On October 26, 2014, tragedy befell the St. Louis Cardinals and Major League Baseball when Oscar Taveras and his girlfriend, Edilia Arvelo, died in a car accident in the Dominican Republic shortly after the Cardinals were eliminated from the playoffs, and exactly 2 weeks after Taveras's final career home run in Game 2. Taveras was just 22 years old.

The Giants would ride Madison Bumgarner's clutch pitching to their third World Series in five seasons, in what was considered one of the best individual pitching performances in postseason history. Bumgarner would be the seventh player to win a LCS and World Series MVP in the same postseason, and just the fourth pitcher, joining the Orel Hershiser in 1988, Livan Hernandez in 1997, and Cole Hamels in 2008.

The 2014 season was an end of an era for both the Cardinals and Giants. Between the two ballclubs, they won NL pennants in every year starting in 2010 and ending in 2014, with the Giants had winning pennants in 2010, 2012, and 2014 (they won the World Series in each of these seasons), while the Cardinals won in 2011 and 2013 (winning the World Series in 2011). The Cardinals dedicated the 2015 season to Taveras after his death and they posted the best record in the National League. However, they were upset by the rival Cubs in the National League Division Series. The Cardinals did not make the postseason again until 2019. In 2016, the Giants made the playoffs again as a wildcard, but lost to the eventual World Champion Cubs in the National League Division Series.
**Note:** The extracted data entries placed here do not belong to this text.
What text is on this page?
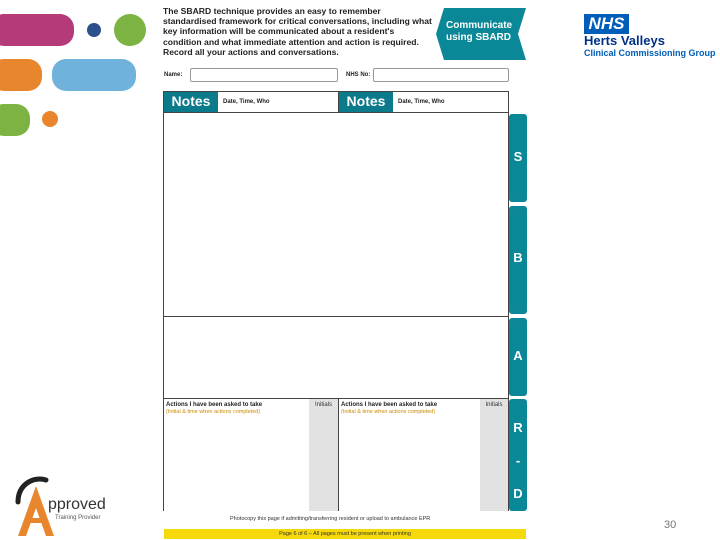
The SBARD technique provides an easy to remember standardised framework for critical conversations, including what key information will be communicated about a resident's condition and what immediate attention and action is required. Record all your actions and conversations.
Communicate
using SBARD
NHS
Herts Valleys
Clinical Commissioning Group
Name:	NHS No:
Notes	Date, Time, Who	Notes	Date, Time, Who
Actions I have been asked to take
(Initial & time when actions completed)
Initials	Actions I have been asked to take
(Initial & time when actions completed)
Initials
S
B
A
R
-
D
Photocopy this page if admitting/transferring resident or upload to ambulance EPR
Page 6 of 6 – All pages must be present when printing
pproved
Training Provider
30
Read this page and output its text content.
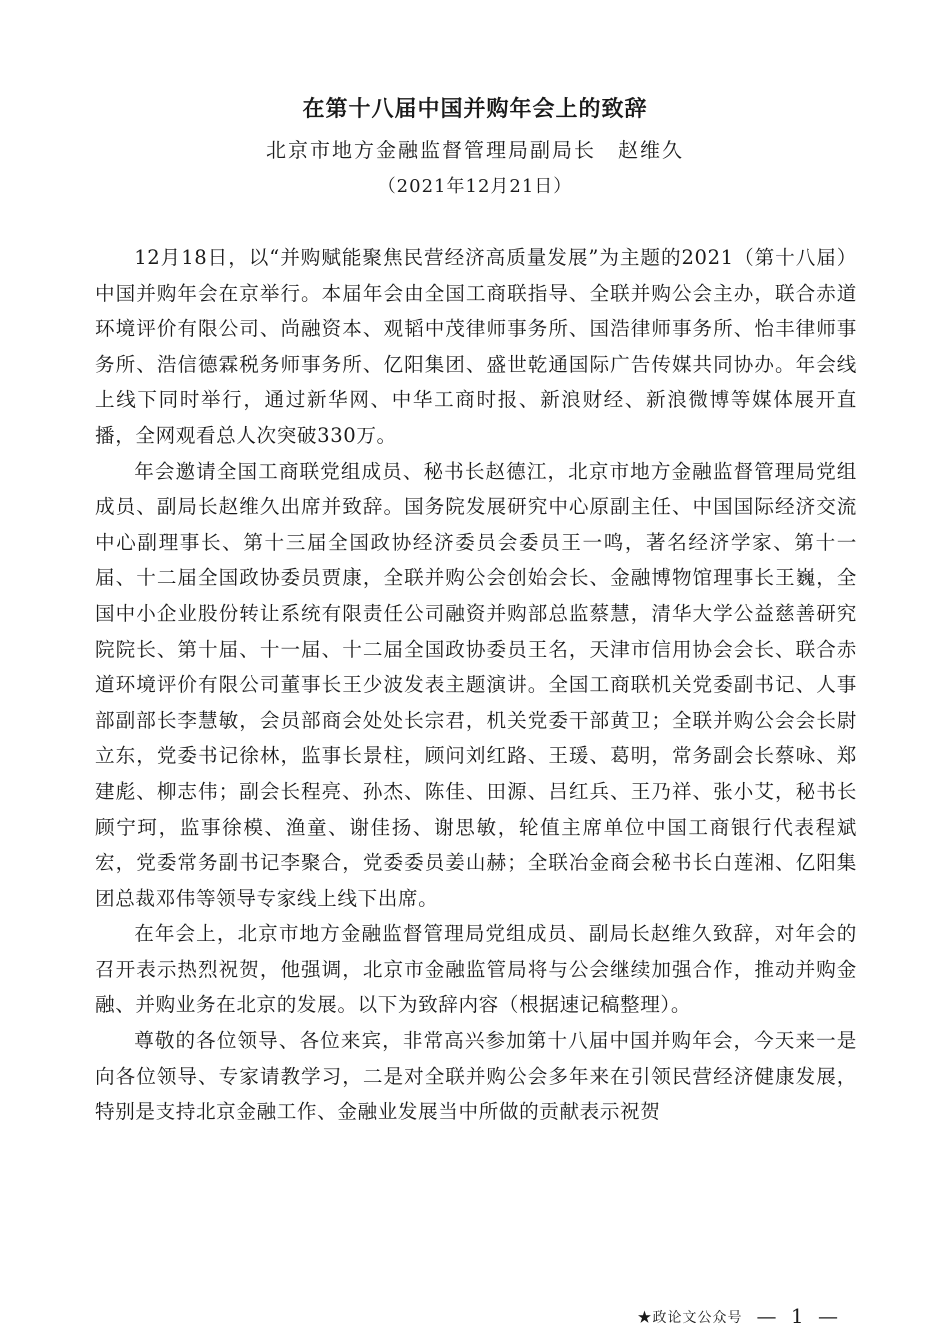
在第十八届中国并购年会上的致辞
北京市地方金融监督管理局副局长 赵维久
（2021年12月21日）

12月18日，以“并购赋能聚焦民营经济高质量发展”为主题的2021（第十八届）中国并购年会在京举行。本届年会由全国工商联指导、全联并购公会主办，联合赤道环境评价有限公司、尚融资本、观韬中茂律师事务所、国浩律师事务所、怡丰律师事务所、浩信德霖税务师事务所、亿阳集团、盛世乾通国际广告传媒共同协办。年会线上线下同时举行，通过新华网、中华工商时报、新浪财经、新浪微博等媒体展开直播，全网观看总人次突破330万。

年会邀请全国工商联党组成员、秘书长赵德江，北京市地方金融监督管理局党组成员、副局长赵维久出席并致辞。国务院发展研究中心原副主任、中国国际经济交流中心副理事长、第十三届全国政协经济委员会委员王一鸣，著名经济学家、第十一届、十二届全国政协委员贾康，全联并购公会创始会长、金融博物馆理事长王巍，全国中小企业股份转让系统有限责任公司融资并购部总监蔡慧，清华大学公益慈善研究院院长、第十届、十一届、十二届全国政协委员王名，天津市信用协会会长、联合赤道环境评价有限公司董事长王少波发表主题演讲。全国工商联机关党委副书记、人事部副部长李慧敏，会员部商会处处长宗君，机关党委干部黄卫；全联并购公会会长尉立东，党委书记徐林，监事长景柱，顾问刘红路、王瑗、葛明，常务副会长蔡咏、郑建彪、柳志伟；副会长程亮、孙杰、陈佳、田源、吕红兵、王乃祥、张小艾，秘书长顾宁珂，监事徐模、渔童、谢佳扬、谢思敏，轮值主席单位中国工商银行代表程斌宏，党委常务副书记李聚合，党委委员姜山赫；全联冶金商会秘书长白莲湘、亿阳集团总裁邓伟等领导专家线上线下出席。

在年会上，北京市地方金融监督管理局党组成员、副局长赵维久致辞，对年会的召开表示热烈祝贺，他强调，北京市金融监管局将与公会继续加强合作，推动并购金融、并购业务在北京的发展。以下为致辞内容（根据速记稿整理）。

尊敬的各位领导、各位来宾，非常高兴参加第十八届中国并购年会，今天来一是向各位领导、专家请教学习，二是对全联并购公会多年来在引领民营经济健康发展，特别是支持北京金融工作、金融业发展当中所做的贡献表示祝贺

★政论文公众号 — 1 —
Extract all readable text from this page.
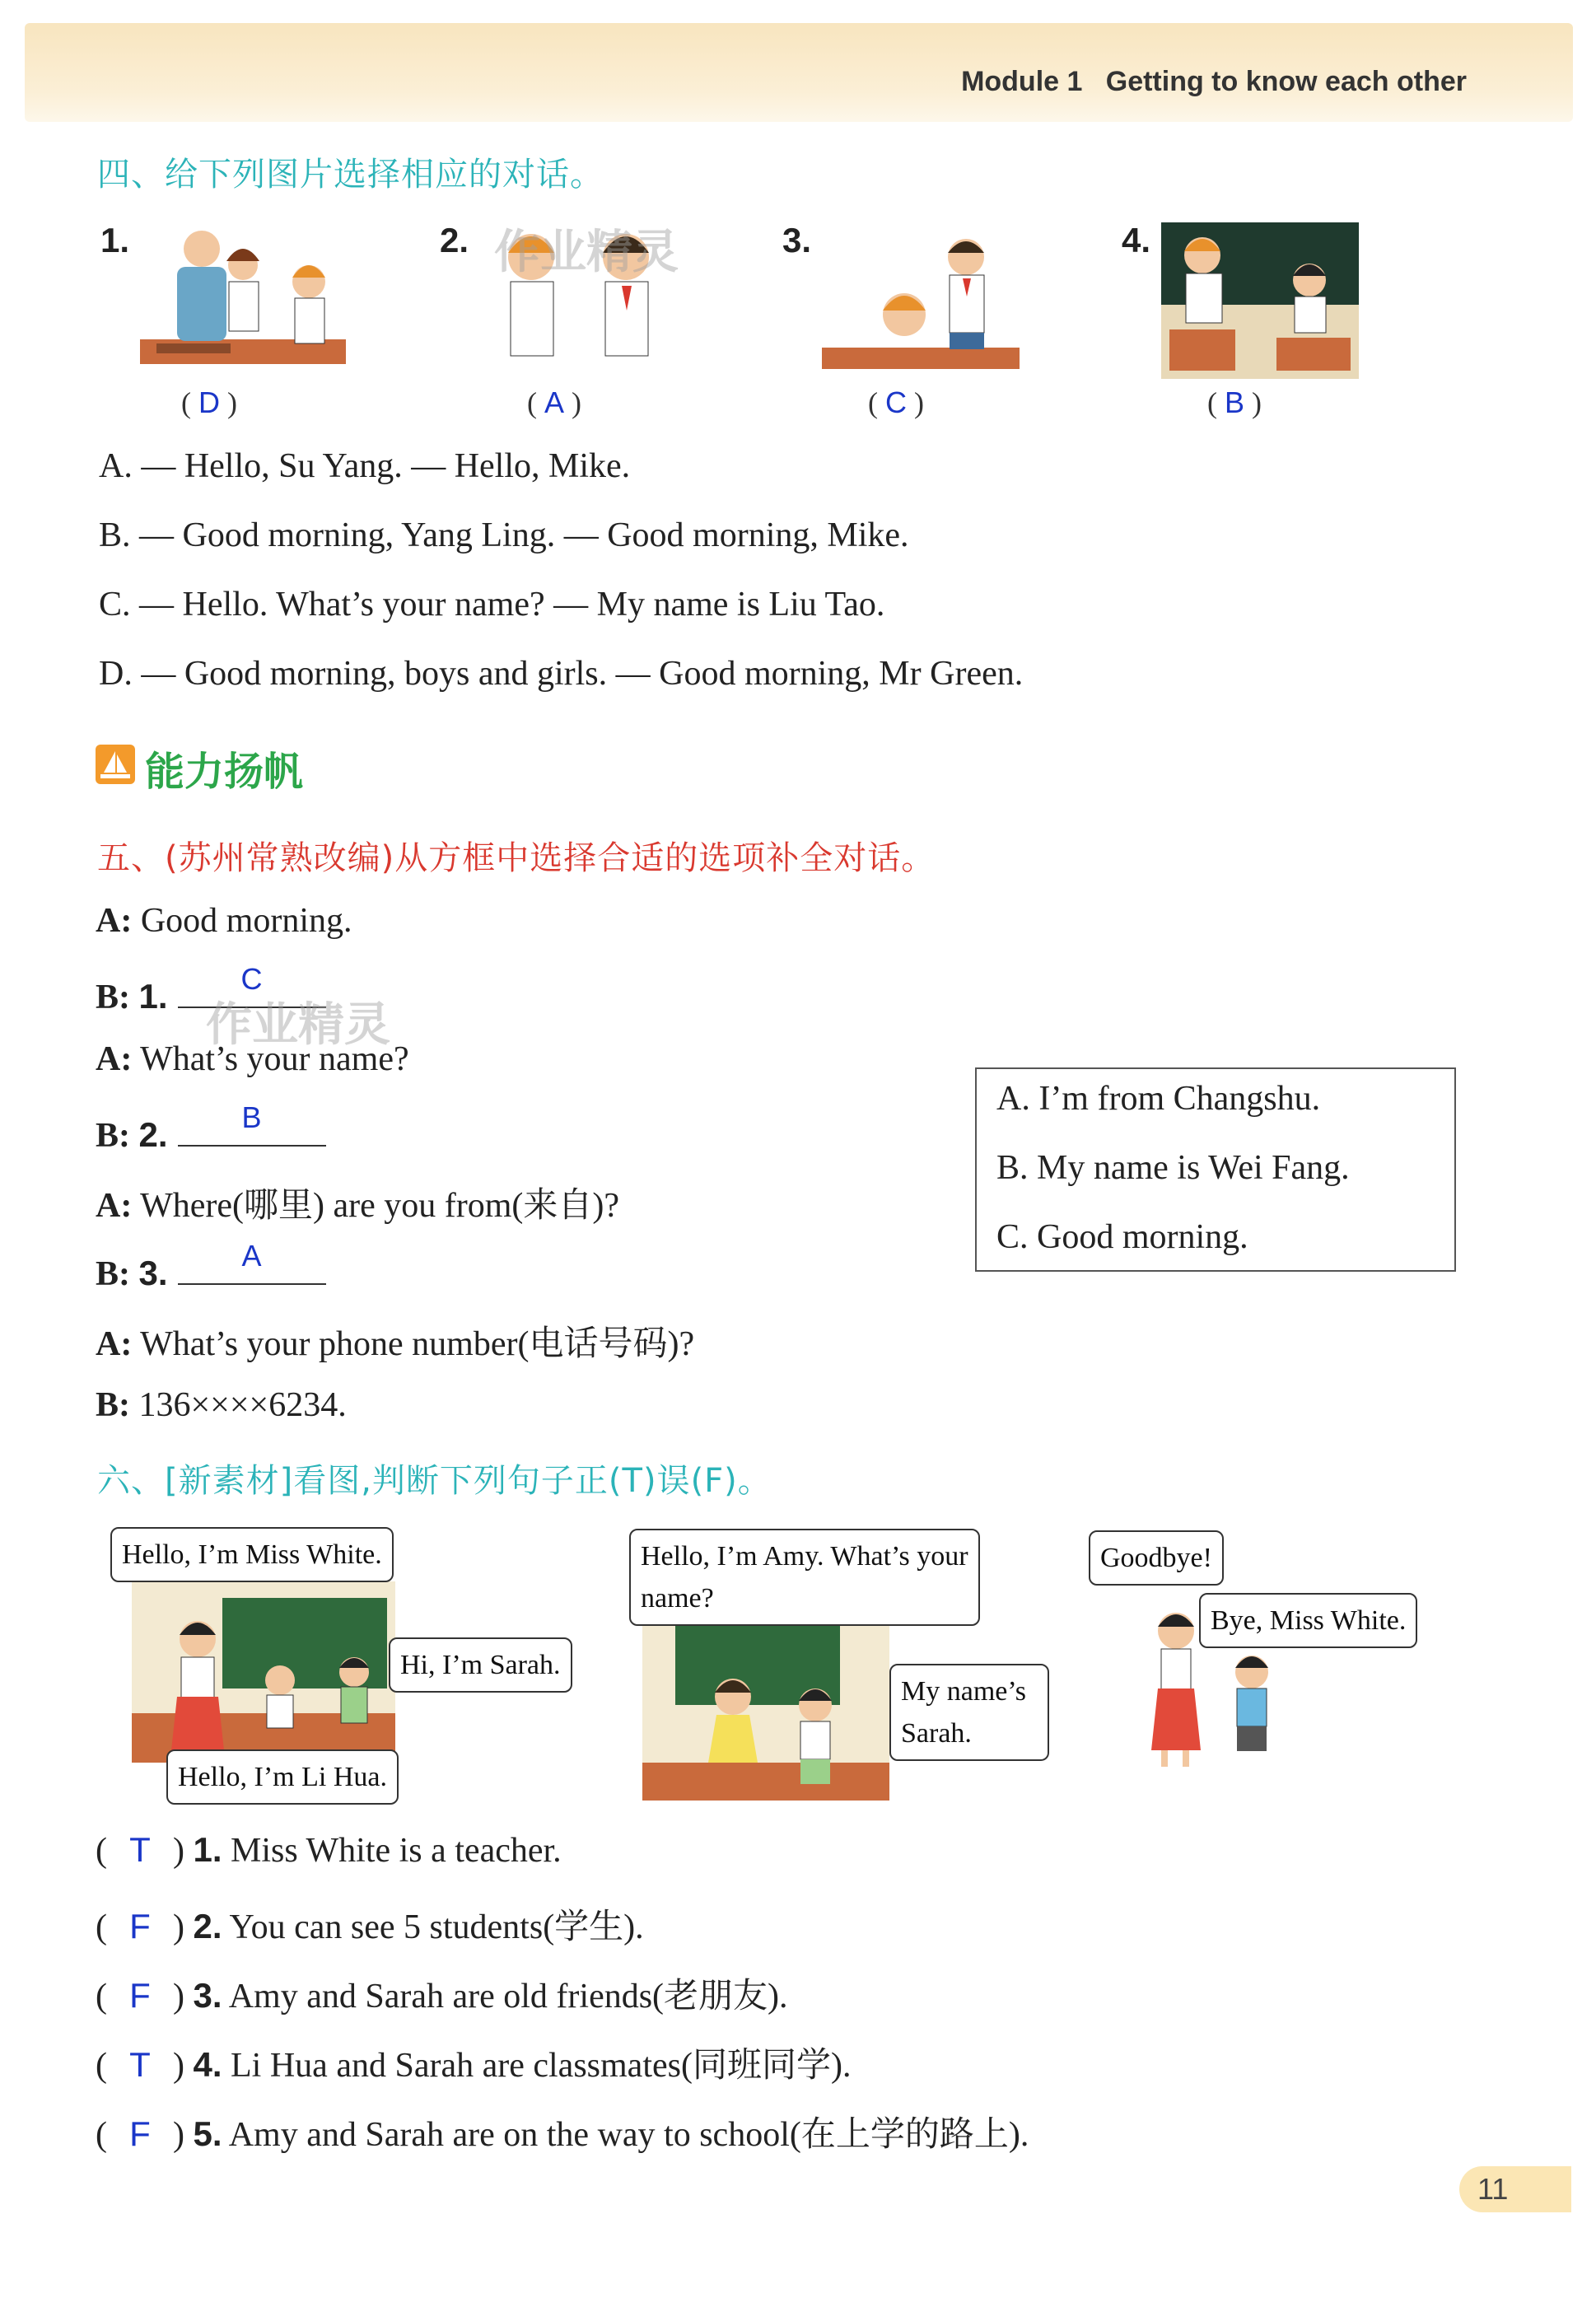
Module 1 Getting to know each other
四、给下列图片选择相应的对话。
1.
( D )
2. 作业精灵
( A )
3.
( C )
4.
( B )
A. — Hello, Su Yang. — Hello, Mike.
B. — Good morning, Yang Ling. — Good morning, Mike.
C. — Hello. What’s your name? — My name is Liu Tao.
D. — Good morning, boys and girls. — Good morning, Mr Green.
能力扬帆
五、(苏州常熟改编)从方框中选择合适的选项补全对话。
A: Good morning.
B: 1.	C
作业精灵
A: What’s your name?
B: 2.	B
A: Where(哪里) are you from(来自)?
B: 3.	A
A: What’s your phone number(电话号码)?
B: 136××××6234.
A. I’m from Changshu.
B. My name is Wei Fang.
C. Good morning.
六、[新素材]看图,判断下列句子正(T)误(F)。
Hello, I’m Miss White.
Hi, I’m Sarah.
Hello, I’m Li Hua.
Hello, I’m Amy. What’s your name?
My name’s Sarah.
Goodbye!
Bye, Miss White.
( T ) 1. Miss White is a teacher.
( F ) 2. You can see 5 students(学生).
( F ) 3. Amy and Sarah are old friends(老朋友).
( T ) 4. Li Hua and Sarah are classmates(同班同学).
( F ) 5. Amy and Sarah are on the way to school(在上学的路上).
11
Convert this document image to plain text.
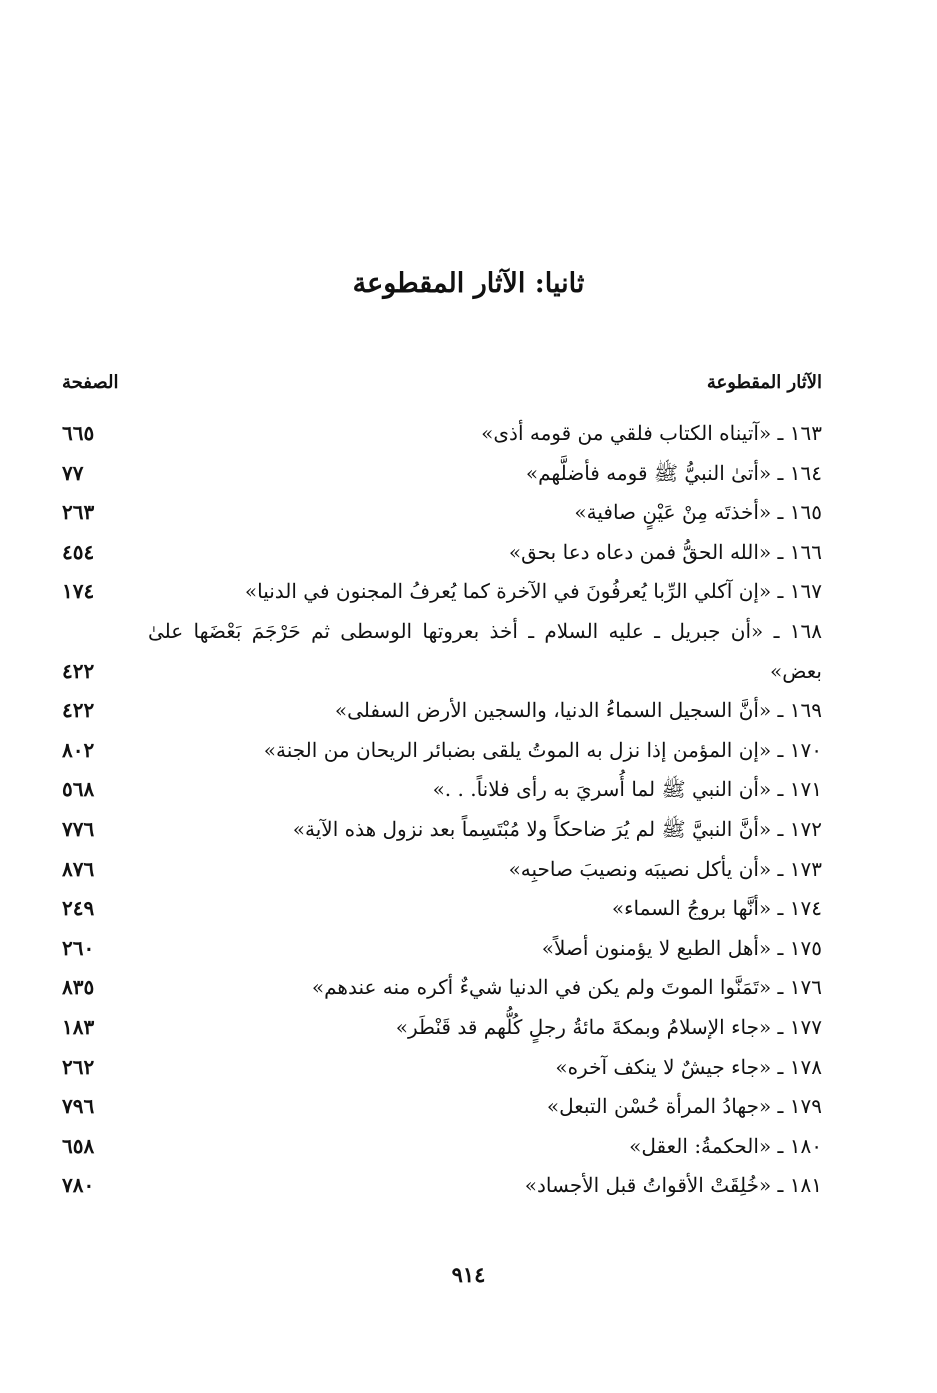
ثانيا: الآثار المقطوعة
الآثار المقطوعة
الصفحة
١٦٣ ـ «آتيناه الكتاب فلقي من قومه أذى»
٦٦٥
١٦٤ ـ «أتىٰ النبيُّ ﷺ قومه فأضلَّهم»
٧٧
١٦٥ ـ «أخذتَه مِنْ عَيْنٍ صافية»
٢٦٣
١٦٦ ـ «الله الحقُّ فمن دعاه دعا بحق»
٤٥٤
١٦٧ ـ «إن آكلي الرِّبا يُعرفُونَ في الآخرة كما يُعرفُ المجنون في الدنيا»
١٧٤
١٦٨ ـ «أن جبريل ـ عليه السلام ـ أخذ بعروتها الوسطى ثم حَرْجَمَ بَعْضَها علىٰ بعض»
٤٢٢
١٦٩ ـ «أنَّ السجيل السماءُ الدنيا، والسجين الأرض السفلى»
٤٢٢
١٧٠ ـ «إن المؤمن إذا نزل به الموتُ يلقى بضبائر الريحان من الجنة»
٨٠٢
١٧١ ـ «أن النبي ﷺ لما أُسريَ به رأى فلاناً. . .»
٥٦٨
١٧٢ ـ «أنَّ النبيَّ ﷺ لم يُرَ ضاحكاً ولا مُبْتَسِماً بعد نزول هذه الآية»
٧٧٦
١٧٣ ـ «أن يأكل نصيبَه ونصيبَ صاحبِه»
٨٧٦
١٧٤ ـ «أنَّها بروجُ السماء»
٢٤٩
١٧٥ ـ «أهل الطبع لا يؤمنون أصلاً»
٢٦٠
١٧٦ ـ «تَمَنَّوا الموتَ ولم يكن في الدنيا شيءٌ أكره منه عندهم»
٨٣٥
١٧٧ ـ «جاء الإسلامُ وبمكةَ مائةُ رجلٍ كُلُّهم قد قَنْطَر»
١٨٣
١٧٨ ـ «جاء جيشٌ لا ينكف آخره»
٢٦٢
١٧٩ ـ «جهادُ المرأة حُسْن التبعل»
٧٩٦
١٨٠ ـ «الحكمةُ: العقل»
٦٥٨
١٨١ ـ «خُلِقَتْ الأقواتُ قبل الأجساد»
٧٨٠
٩١٤
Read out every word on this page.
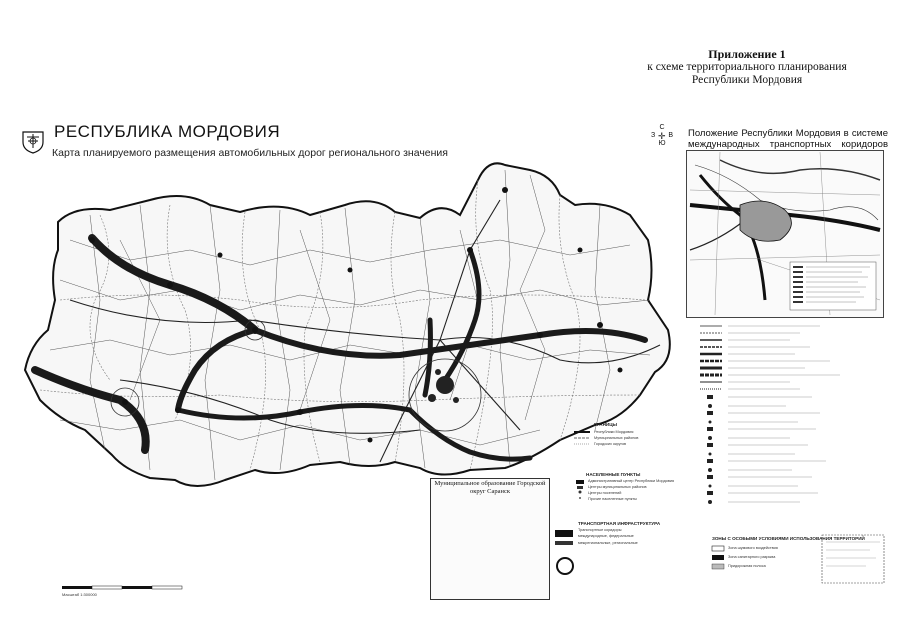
Приложение 1
к схеме территориального планирования
Республики Мордовия
РЕСПУБЛИКА МОРДОВИЯ
Карта планируемого размещения автомобильных дорог регионального значения
С
З ✛ В
Ю
Положение Республики Мордовия в системе международных транспортных коридоров
Муниципальное образование Городской округ Саранск
ГРАНИЦЫ
Республики Мордовия
Муниципальных районов
Городских округов
НАСЕЛЕННЫЕ ПУНКТЫ
Административный центр Республики Мордовия
Центры муниципальных районов
Центры поселений
Прочие населенные пункты
ТРАНСПОРТНАЯ ИНФРАСТРУКТУРА
Транспортные коридоры
международные, федеральные
межрегиональные, региональные
ЗОНЫ С ОСОБЫМИ УСЛОВИЯМИ ИСПОЛЬЗОВАНИЯ ТЕРРИТОРИЙ
Зона шумового воздействия
Зона санитарного разрыва
Придорожная полоса
Масштаб 1:300000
The Giants would bottom out with a 98-loss season in 2017 and did not return to the postseason until 2021. By then, manager Bruce Bochy and most of the players from the 2010–2014 teams were gone, although some of the core members remained, such as catcher Buster Posey, first baseman Brandon Belt, and shortshop Brandon Crawford.

Travis Ishikawa would be the last walk-off home run to clinch a pennant for only five years. In the 2019 American League Championship Series, Jose Altuve sent the Houston Astros to the World Series via a two-run home run off of Aroldis Chapman.